Para os líderes do Centrão, interessam governos com um mínimo de funcionalidade para que siga o “business as usual”. A votação da peça orçamentária mostrou a predileção conhecida dos partidos do Centrão: investimentos públicos, obras, intermediação. De um só golpe sumiram despesas obrigatórias, apareceram investimentos e quase R$ 50 bilhões em emendas parlamentares. O chamado à sensatez dos líderes do Congresso dirigido a Bolsonaro, que espalha o caos e a divisão, não prescindiram de ameaças e avanços sobre fatias do poder.

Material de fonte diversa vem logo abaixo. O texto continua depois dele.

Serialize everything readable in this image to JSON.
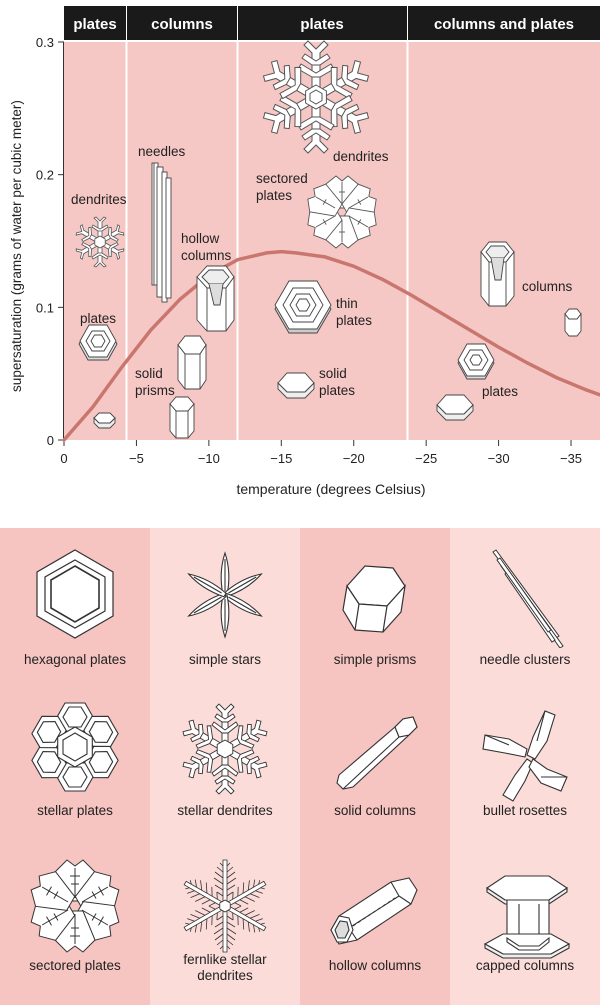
{
  "chart": {
    "ylabel": "supersaturation (grams of water per cubic meter)",
    "xlabel": "temperature (degrees Celsius)",
    "x_ticks": [
      "0",
      "−5",
      "−10",
      "−15",
      "−20",
      "−25",
      "−30",
      "−35"
    ],
    "y_ticks": [
      "0",
      "0.1",
      "0.2",
      "0.3"
    ],
    "bands": [
      "plates",
      "columns",
      "plates",
      "columns and plates"
    ],
    "annotations": {
      "dendrites_left": "dendrites",
      "plates_left": "plates",
      "needles": "needles",
      "hollow": "hollow",
      "columns_hollow": "columns",
      "solid": "solid",
      "prisms": "prisms",
      "dendrites_top": "dendrites",
      "sectored": "sectored",
      "plates_sectored": "plates",
      "thin": "thin",
      "plates_thin": "plates",
      "solid2": "solid",
      "plates_solid": "plates",
      "columns_right": "columns",
      "plates_right": "plates"
    }
  },
  "chart_data": {
    "type": "line",
    "xlabel": "temperature (degrees Celsius)",
    "ylabel": "supersaturation (grams of water per cubic meter)",
    "xlim": [
      0,
      -37
    ],
    "ylim": [
      0,
      0.3
    ],
    "x": [
      0,
      -2,
      -4,
      -6,
      -8,
      -10,
      -12,
      -14,
      -15,
      -16,
      -18,
      -20,
      -22,
      -24,
      -26,
      -28,
      -30,
      -32,
      -34,
      -36,
      -37
    ],
    "series": [
      {
        "values": [
          0.0,
          0.025,
          0.055,
          0.083,
          0.106,
          0.124,
          0.136,
          0.141,
          0.142,
          0.141,
          0.138,
          0.131,
          0.121,
          0.109,
          0.096,
          0.083,
          0.07,
          0.058,
          0.047,
          0.038,
          0.034
        ]
      }
    ],
    "bands": [
      {
        "from": 0,
        "to": -3,
        "label": "plates"
      },
      {
        "from": -3,
        "to": -8,
        "label": "columns"
      },
      {
        "from": -8,
        "to": -22,
        "label": "plates"
      },
      {
        "from": -22,
        "to": -37,
        "label": "columns and plates"
      }
    ]
  },
  "types": [
    {
      "label": "hexagonal plates",
      "icon": "hexagonal-plate-icon"
    },
    {
      "label": "simple stars",
      "icon": "simple-star-icon"
    },
    {
      "label": "simple prisms",
      "icon": "simple-prism-icon"
    },
    {
      "label": "needle clusters",
      "icon": "needle-cluster-icon"
    },
    {
      "label": "stellar plates",
      "icon": "stellar-plate-icon"
    },
    {
      "label": "stellar dendrites",
      "icon": "stellar-dendrite-icon"
    },
    {
      "label": "solid columns",
      "icon": "solid-column-icon"
    },
    {
      "label": "bullet rosettes",
      "icon": "bullet-rosette-icon"
    },
    {
      "label": "sectored plates",
      "icon": "sectored-plate-icon"
    },
    {
      "label_line1": "fernlike stellar",
      "label_line2": "dendrites",
      "icon": "fernlike-dendrite-icon"
    },
    {
      "label": "hollow columns",
      "icon": "hollow-column-icon"
    },
    {
      "label": "capped columns",
      "icon": "capped-column-icon"
    }
  ],
  "colors": {
    "band_dark": "#f5c6c3",
    "band_light": "#fbdcd9",
    "header": "#1a1a1a",
    "curve": "#c9766f"
  }
}
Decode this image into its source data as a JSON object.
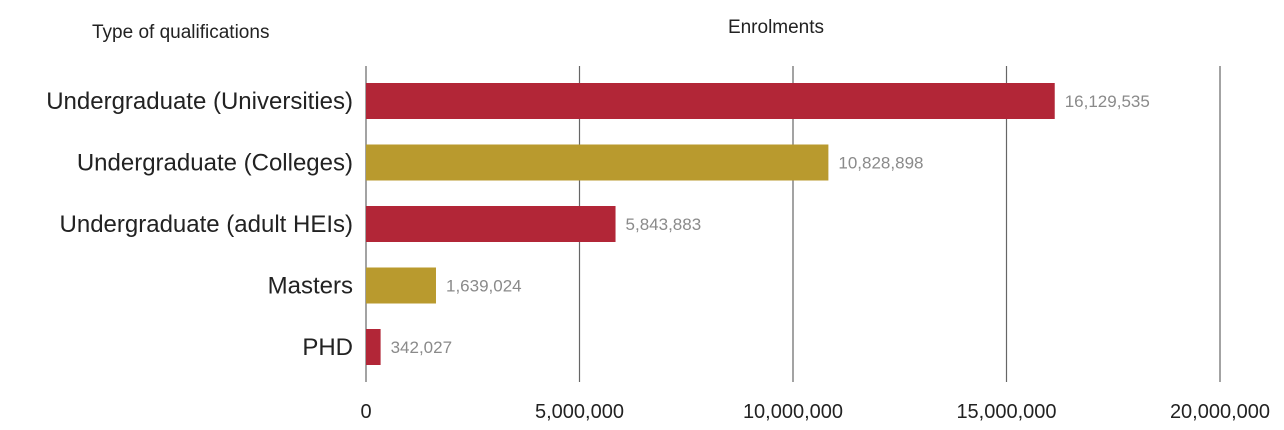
{
  "chart_data": {
    "type": "bar",
    "orientation": "horizontal",
    "y_heading": "Type of qualifications",
    "x_heading": "Enrolments",
    "categories": [
      "Undergraduate (Universities)",
      "Undergraduate (Colleges)",
      "Undergraduate (adult HEIs)",
      "Masters",
      "PHD"
    ],
    "values": [
      16129535,
      10828898,
      5843883,
      1639024,
      342027
    ],
    "data_labels": [
      "16,129,535",
      "10,828,898",
      "5,843,883",
      "1,639,024",
      "342,027"
    ],
    "bar_colors": [
      "#b22637",
      "#b99a2e",
      "#b22637",
      "#b99a2e",
      "#b22637"
    ],
    "xlim": [
      0,
      20000000
    ],
    "x_ticks": [
      0,
      5000000,
      10000000,
      15000000,
      20000000
    ],
    "x_tick_labels": [
      "0",
      "5,000,000",
      "10,000,000",
      "15,000,000",
      "20,000,000"
    ],
    "grid": true,
    "legend": "none"
  }
}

Nas mudanças ministeriais de ontem, o Centrão pulou para dentro do Palácio do Planalto, com a indicação da deputada de primeira viagem Flávia Arruda (PL-DF) diretamente para a Secretaria de Governo, encarregada da negociação política com o Congresso. É bizarro o governo terceirizar de vez a articulação política, mas essa é uma tarefa que Bolsonaro sempre desprezou.

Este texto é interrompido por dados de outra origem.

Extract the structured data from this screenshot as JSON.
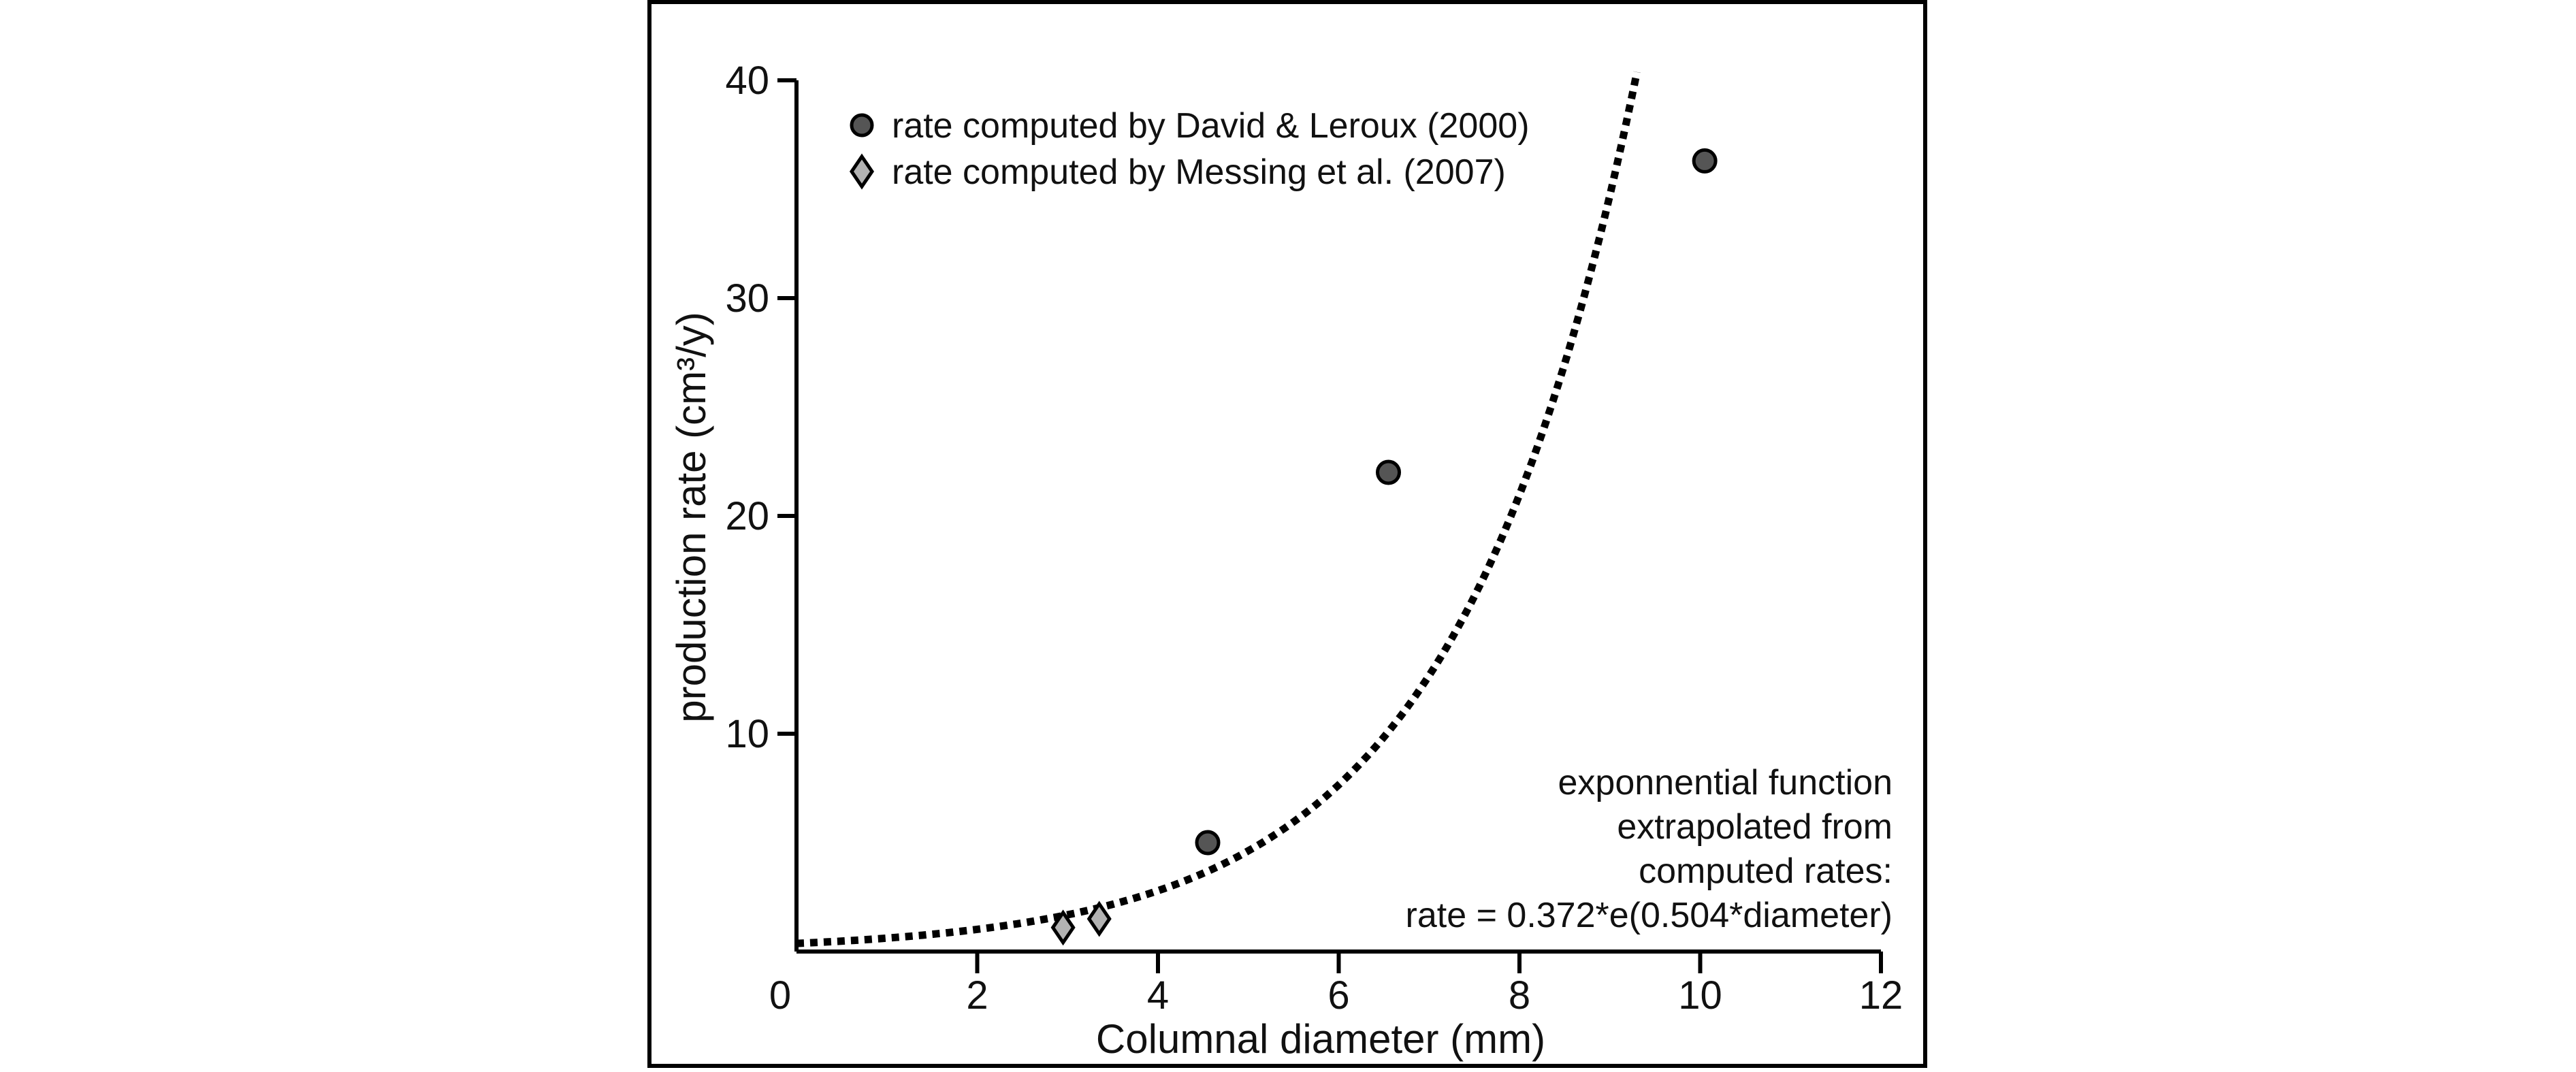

O presidente está sendo emparedado por seus aliados, que sabem de sua fraqueza política e de sua inoperância em uma conjuntura infernal. Amuado, Bolsonaro moveu peças que não lhe dão maior poder político do que possuía antes, com exceção de uma – o ministro da Defesa, Fernando Azevedo e Silva. Os motivos da demissão não foram mencionados, mas sabe-se de alguns. O presidente não simpatiza com o institucionalismo defendido pelo comandante do Exército, Edson Pujol, e não gostou de uma entrevista de um general que mostrou que a caserna leva a pandemia a sério e faz tudo que os protocolos médicos recomendam.
Desde que tomou posse até hoje, Bolsonaro ameaçou o Brasil com a intervenção militar, sob olhares complacentes do ministro da Defesa, que chegou a acompanhar o presidente em helicóptero que sobrevoou manifestações contra o Congresso e o STF. Por fim demitiu-o. Azevedo, em nota, disse que preservou “as Forças Armadas como instituições de Estado”. Sua demissão e a substituição da cúpula militar indicam que o presidente quer torná-las cúmplices diretas de um governo que erra sistematicamente em quase todas as frentes e até mesmo de futuros ataques à democracia. Se isto ocorrer, o Centrão pode se tornar descartável e o jogo político, com uma base militar de apoio, muito pior.